PARIS (Reuters) - Afghan President Hamid Karzai meets French President Nicolas Sarkozy later Friday hoping to convince Paris not to accelerate its troop withdrawal and clinch a partnership agreement for post-2014.
Sarkozy last week suspended all French training and support operations on the ground and sent his defense minister and armed forces chief to Kabul after four French soldiers were killed by a rogue Afghan soldier.
Paris has 3,600 troops in Afghanistan as part of the 130,000-strong NATO-led force there. French troops mainly patrol Kapisa, a mountainous province near Kabul.
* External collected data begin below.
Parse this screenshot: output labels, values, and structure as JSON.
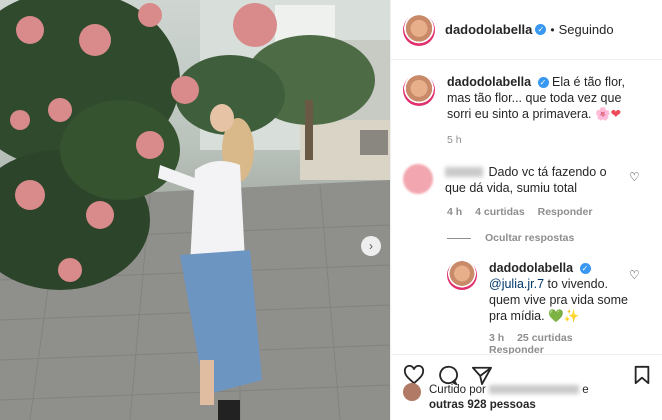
{
  "post": {
    "username": "dadodolabella",
    "follow_status": "Seguindo",
    "separator": "•"
  },
  "caption": {
    "username": "dadodolabella",
    "text": "Ela é tão flor, mas tão flor... que toda vez que sorri eu sinto a primavera.",
    "emoji": "🌸❤",
    "time": "5 h"
  },
  "comments": [
    {
      "text": "Dado vc tá fazendo o que dá vida, sumiu total",
      "time": "4 h",
      "likes": "4 curtidas",
      "reply": "Responder",
      "hide_replies": "Ocultar respostas"
    },
    {
      "username": "dadodolabella",
      "mention": "@julia.jr.7",
      "text": " to vivendo. quem vive pra vida some pra mídia.",
      "emoji": "💚✨",
      "time": "3 h",
      "likes": "25 curtidas",
      "reply": "Responder"
    }
  ],
  "liked_by": {
    "prefix": "Curtido por",
    "suffix": "e",
    "others": "outras 928 pessoas"
  },
  "colors": {
    "verified": "#3897f0",
    "heart": "#ed4956",
    "accent": "#00376b"
  },
  "icons": [
    "verified-icon",
    "heart-icon",
    "comment-icon",
    "share-icon",
    "bookmark-icon",
    "chevron-right-icon"
  ]
}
One thousand French troops are due to leave by end-2012 and the rest by 2014.
Foreign Minister Alain Juppe said Tuesday a decision would be made after Karzai’s visit on whether to speed up the withdrawal, a move that could prove a boost to Sarkozy ahead of presidential elections.
Socialist rival Francois Hollande, who is comfortably ahead in the polls, has pledged to pull out of Afghanistan by the end of this year if he wins the election held in two rounds in April and May.
In a CSA survey published Thursday, 84 percent of people said they were in favor of troops leaving Afghanistan by the end of 2012.
Juppe ruled out a “hasty” retreat and most analysts believe technically it would be difficult for Paris to drop out of the NATO-led coalition so quickly, although bringing a departure date forward would prove popular.
France spends about 500 million euros ($668 million) a year on its Afghan operations at a time when Paris is trying to balance its finances.
The killings in the Taghab valley of Afghanistan’s eastern Kapisa province were the latest in a series of incidents in which Afghan troops have turned on Western allies.
NATO has been rapidly expanding the Afghan security forces so that they will be able to take over all responsibility for security when Western combat forces leave in 2014.
Defense Minister Gerard Longuet submitted a report to Sarkozy earlier in the week outlining what Karzai is planning to do to improve security guarantees for its troops and clarify how Kabul was recruiting its new soldiers.
Among the requests Paris has made is to have French-trained Afghan officers made available to them to shadow local troops.
More than 2,500 foreign troops have died in Afghanistan since 2001. The latest killings take the French toll to 82.
Karzai meets Sarkozy at 5 p.m. (11 a.m. ET).